A third major problem in data modeling is assumptions about the underlying statistical processes. Many statistical tests are predicated on the assumption that the randomness or noise in the system is normally distributed (gaussian) or follows some other specific distribution. For real-world problems, this is a strong assumption. There are techniques that do not assume a specific distribution and these are generally referred to as non-parametric statistics. Parametric methods remain widely-used, whether or not they are entirely appropriate.

A fourth challenge in data analysis is accounting for serial correlation in data. If, for example, you are building a model to explain X in terms of Y and Z over time and there is correlation through time in X, Y, or Z, you must be cautious to properly account for this temporal structure. It is very easy to find spurious relationships between variables that have structure through time. Simply put, any two variables with trends over time will appear to be correlated to one another. If, for example, sales of electric cars are increasing over time and the incidence of poisonous spider bites is decreasing over time, there may appear to be a significant negative correlation between these variables if you don’t account for the trends in these data as part of the analysis.

A fifth common issue in data analysis is that one may accidentally create structure in data through the process of analyzing it. A common error, for example, would be to detrend the data on spider bites and electric car sales before correlating these two variables. The detrended data may, in fact, have some new structure that is an artifact of the trend removal process. Preparing data for analysis is often referred to as pre-processing and one must be cautious that this does not inject spurious structure.

There are numerous cases in which mistakes in data analysis and modeling lead to substantial real-world impacts. In finance, this often occurs because analysts make strong assumptions about the world, such as that financial market returns are normal, that estimates of key variables are more accurate than they are, or that the their data are stationary. In reality, market returns are not normal and extreme events are substantially more frequent that normal models would suggest. The failure of normal distributions might be due to non-stationarity, however. A non-stationary normal process can generate outcomes that are far from normal if you don’t account for the non-stationarity. Similarly, a variable that is auto-correlated and is driven by a normal noise process may have a distribution that is non-normal.

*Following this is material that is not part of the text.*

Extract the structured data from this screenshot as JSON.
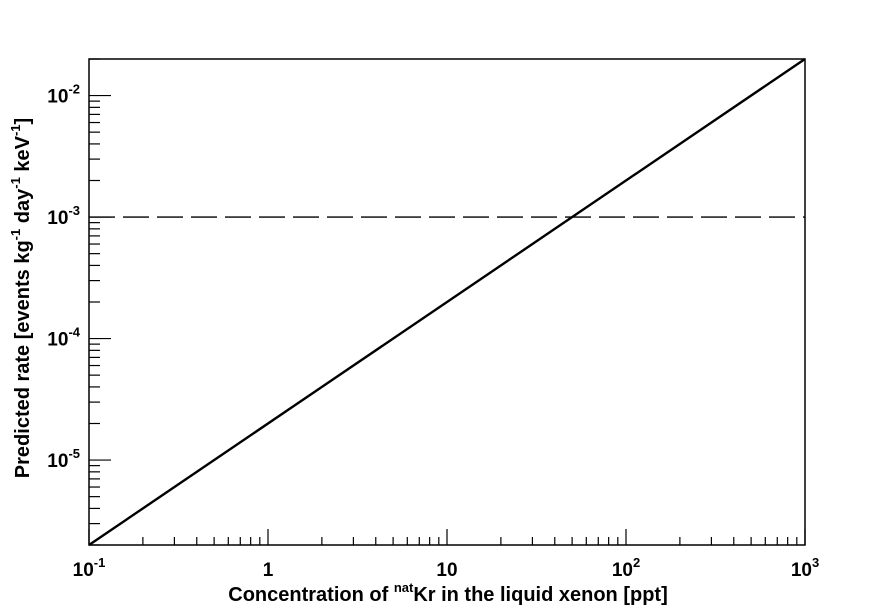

There are enormous opportunities in data science, as the amounts of data and available computational power are both growing incredibly fast. Automation has its limits, however. Successful models still rely on analysts to make educated decisions about how to model data and how to use model results to inform decisions. In finance, my field of emphasis, better models have enormous economic value. Poorly-specified or incorrectly-applied models can also result in awful outcomes. It is tempting to think that the types of catastrophic outcomes associated with over-confidence in models (such as the LTCM implosion) is becoming lower, but my hunch is that we will experience plenty more. Bigger computers and data sets make it much easier to over-fit data, along with the ability to find more sophisticated patterns in the data.